The thing is the language is complete (imo). I don't want them to reinvent the wheel or break backwards compatibility like python 3 did. And please don't introduce explicit types into Ruby for god's sake.

So what's left to work on? I guess the things they're doing now: better performance, better tooling etc.


Double down on actors and async I/O, make scheduling preemptive like the Erlang's VM does, and make message passing the preferred way to do multicore-CPU-enabled work.

Nobody is requesting new language features for ages now. They are very rarely needed. The runtime is what needs a lot of work.


> make scheduling preemptive like the Erlang's VM does

Care to explain this one? Btw Actors are basically pushing everything to an event loop, right?


Yes they do but that won't help you if one bad actor (literally and figuratively) takes a long time to execute a single function call.
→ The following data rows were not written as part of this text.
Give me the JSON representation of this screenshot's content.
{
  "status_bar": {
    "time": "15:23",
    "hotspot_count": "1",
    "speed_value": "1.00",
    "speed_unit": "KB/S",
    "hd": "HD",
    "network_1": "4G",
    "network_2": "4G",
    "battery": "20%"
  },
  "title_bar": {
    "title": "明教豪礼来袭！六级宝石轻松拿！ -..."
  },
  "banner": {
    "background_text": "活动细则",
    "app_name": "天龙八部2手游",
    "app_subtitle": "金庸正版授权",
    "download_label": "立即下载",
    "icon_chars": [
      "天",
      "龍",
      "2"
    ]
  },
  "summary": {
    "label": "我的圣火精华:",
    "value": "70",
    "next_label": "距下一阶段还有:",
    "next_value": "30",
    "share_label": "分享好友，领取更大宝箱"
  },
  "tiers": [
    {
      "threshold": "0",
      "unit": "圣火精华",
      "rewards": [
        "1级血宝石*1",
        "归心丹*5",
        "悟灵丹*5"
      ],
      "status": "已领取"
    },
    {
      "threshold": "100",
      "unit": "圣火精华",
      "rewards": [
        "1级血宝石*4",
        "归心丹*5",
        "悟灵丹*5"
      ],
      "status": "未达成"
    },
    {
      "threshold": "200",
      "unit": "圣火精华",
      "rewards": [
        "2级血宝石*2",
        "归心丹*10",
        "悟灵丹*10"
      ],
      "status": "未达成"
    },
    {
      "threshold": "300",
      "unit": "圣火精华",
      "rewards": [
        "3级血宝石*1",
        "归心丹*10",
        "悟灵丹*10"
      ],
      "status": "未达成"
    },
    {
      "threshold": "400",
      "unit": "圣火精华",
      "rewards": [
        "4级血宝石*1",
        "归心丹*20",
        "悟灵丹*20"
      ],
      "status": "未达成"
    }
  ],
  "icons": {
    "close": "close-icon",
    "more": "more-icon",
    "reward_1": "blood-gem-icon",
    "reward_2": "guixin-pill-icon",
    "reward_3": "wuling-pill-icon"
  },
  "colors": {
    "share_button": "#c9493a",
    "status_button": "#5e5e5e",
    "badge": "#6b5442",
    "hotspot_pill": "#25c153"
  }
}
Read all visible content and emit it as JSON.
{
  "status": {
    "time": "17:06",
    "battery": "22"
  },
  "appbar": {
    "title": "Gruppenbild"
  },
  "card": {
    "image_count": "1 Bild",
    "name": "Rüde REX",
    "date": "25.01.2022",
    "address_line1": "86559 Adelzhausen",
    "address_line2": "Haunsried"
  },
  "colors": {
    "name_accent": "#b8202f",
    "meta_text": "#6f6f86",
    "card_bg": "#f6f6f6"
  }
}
Erlang's VM has machinery to multiplex actors on separate CPU cores and keeps around several different kinds of thread pools -- native (as in Erlang bytecode) actors, dirty I/O threads (where potentially long-lived I/O will live) and dirty CPU threads (where CPU intensive tasks go) -- and can move actors between them (although let's be honest, nobody can make that work reliably and Erlang makes mistakes there as well).

Basically, as they call it, several different schedulers, each with its own pre-warmed thread pool.

An event loop is a step in the right direction. I am just worried that Ruby 3.0 might turn out how OCaml Multicore is turning out -- an endless saga.


Completely agree about the tooling bit, after working during some time with Golang (just a bit during these past years) one of the things that I most like about that language is the set of official tools that it has, from formatting your code to check for security issues or unreachable code.

It helps the developer to be more confident about its code.